番外編「不気味なピエロと怯える猫」前編
こんにちは。
番外編は1話で終わらせようと思ったのですが、長くなったので、前編後編に分けました。
私は古い2階建ての木造校舎の裏庭にいた。
なぜここにいるのかがわからない。
ひとつ言えることは私を囲むように4人の私と同じ年くらいの女の子が立っているということだ。
4人ともおかっぱで顔はわからないが、口だけはニヤニヤと笑っている。
名前はわからないのでA、B、C、Dと名付けた。
彼女たちはいじめっ子だった。私を突き飛ばしたりしながら遊んでいる。そして、私が倒れたりするたびに4人の女の子が笑うのであった。

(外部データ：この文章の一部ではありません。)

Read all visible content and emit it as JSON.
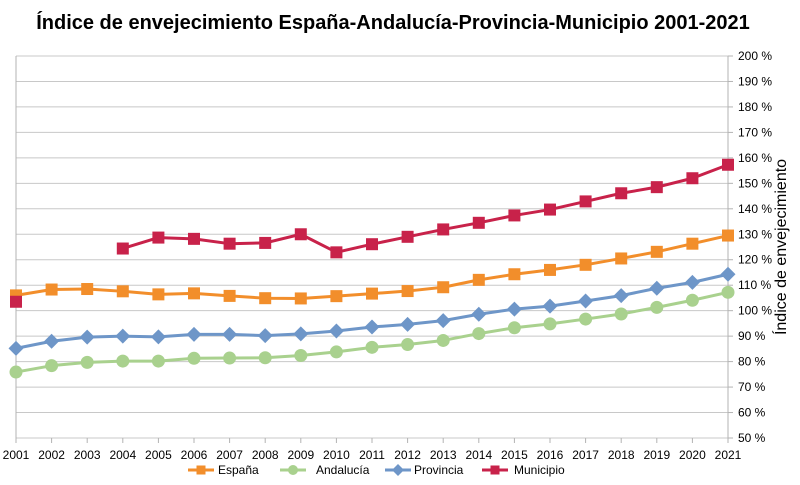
{
  "chart_data": {
    "type": "line",
    "title": "Índice de envejecimiento España-Andalucía-Provincia-Municipio 2001-2021",
    "xlabel": "",
    "ylabel": "Índice de envejecimiento",
    "ylim": [
      50,
      200
    ],
    "y_ticks": [
      "50 %",
      "60 %",
      "70 %",
      "80 %",
      "90 %",
      "100 %",
      "110 %",
      "120 %",
      "130 %",
      "140 %",
      "150 %",
      "160 %",
      "170 %",
      "180 %",
      "190 %",
      "200 %"
    ],
    "y_axis_position": "right",
    "grid": true,
    "legend_position": "bottom",
    "x": [
      "2001",
      "2002",
      "2003",
      "2004",
      "2005",
      "2006",
      "2007",
      "2008",
      "2009",
      "2010",
      "2011",
      "2012",
      "2013",
      "2014",
      "2015",
      "2016",
      "2017",
      "2018",
      "2019",
      "2020",
      "2021"
    ],
    "series": [
      {
        "name": "España",
        "color": "#f28e2b",
        "marker": "square",
        "values": [
          106.0,
          108.3,
          108.5,
          107.6,
          106.4,
          106.8,
          105.8,
          104.9,
          104.8,
          105.7,
          106.7,
          107.7,
          109.2,
          112.1,
          114.3,
          116.0,
          118.0,
          120.5,
          123.1,
          126.3,
          129.5
        ]
      },
      {
        "name": "Andalucía",
        "color": "#a9d18e",
        "marker": "circle",
        "values": [
          75.9,
          78.4,
          79.7,
          80.2,
          80.2,
          81.3,
          81.4,
          81.5,
          82.4,
          83.8,
          85.6,
          86.7,
          88.3,
          91.0,
          93.3,
          94.8,
          96.7,
          98.7,
          101.3,
          104.1,
          107.2
        ]
      },
      {
        "name": "Provincia",
        "color": "#6e96c8",
        "marker": "diamond",
        "values": [
          85.2,
          88.0,
          89.6,
          90.0,
          89.7,
          90.7,
          90.7,
          90.2,
          90.9,
          92.0,
          93.6,
          94.6,
          96.1,
          98.6,
          100.6,
          101.8,
          103.8,
          105.9,
          108.8,
          111.1,
          114.3
        ]
      },
      {
        "name": "Municipio",
        "color": "#c8224a",
        "marker": "square",
        "values": [
          103.5,
          null,
          null,
          124.4,
          128.7,
          128.2,
          126.3,
          126.6,
          130.0,
          122.9,
          126.1,
          129.0,
          131.9,
          134.5,
          137.4,
          139.7,
          142.9,
          146.1,
          148.5,
          152.0,
          157.3
        ]
      }
    ]
  }
}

私は突き飛ばしたりしても何にもしなかった。この類いのいじめは嫌がったり泣いたりしたら余計にいじめられるからだ。
けど、彼女たちは辞めなかった。むしろどんどん激しくなってきたのだ。
私が我慢できなくなり根をあげようとしたとき。
「ホホホ~イ!ホホホ~イ!」
と陽気な男性の声が聞こえてきた。
うつ伏せに倒れている私が顔を上げると、いじめっ子達よりも少し遠い場所にピエロがいた。
ピエロはなぜか後ろ向きに立っていて、髪の毛はオレンジで黒のシルクハットを被り、カラフルな色の上着とズボンを着ていて、先っぽがクルンとなっている靴を履いている。
マラカスに似ているクラブを約15個リズムに乗るようなステップでジャグリングをしていた。
「やあやあ!君たち!僕がすごく面白い芸を見せてあげるよ!だからこっちにおいで!」
ピエロがそう言うといつの間にか大きな門があり、そちらに歩いていく。すると女の子A、Bが楽しそうにそのピエロについていく、そしてピエロと女の子A、Bは門の前でフッと消えたのだ。
何が起きたのかわからない女の子C、Dと私。ぽかーんとしていたら、さっきのピエロがいつの間にか後ろ姿で立っていた。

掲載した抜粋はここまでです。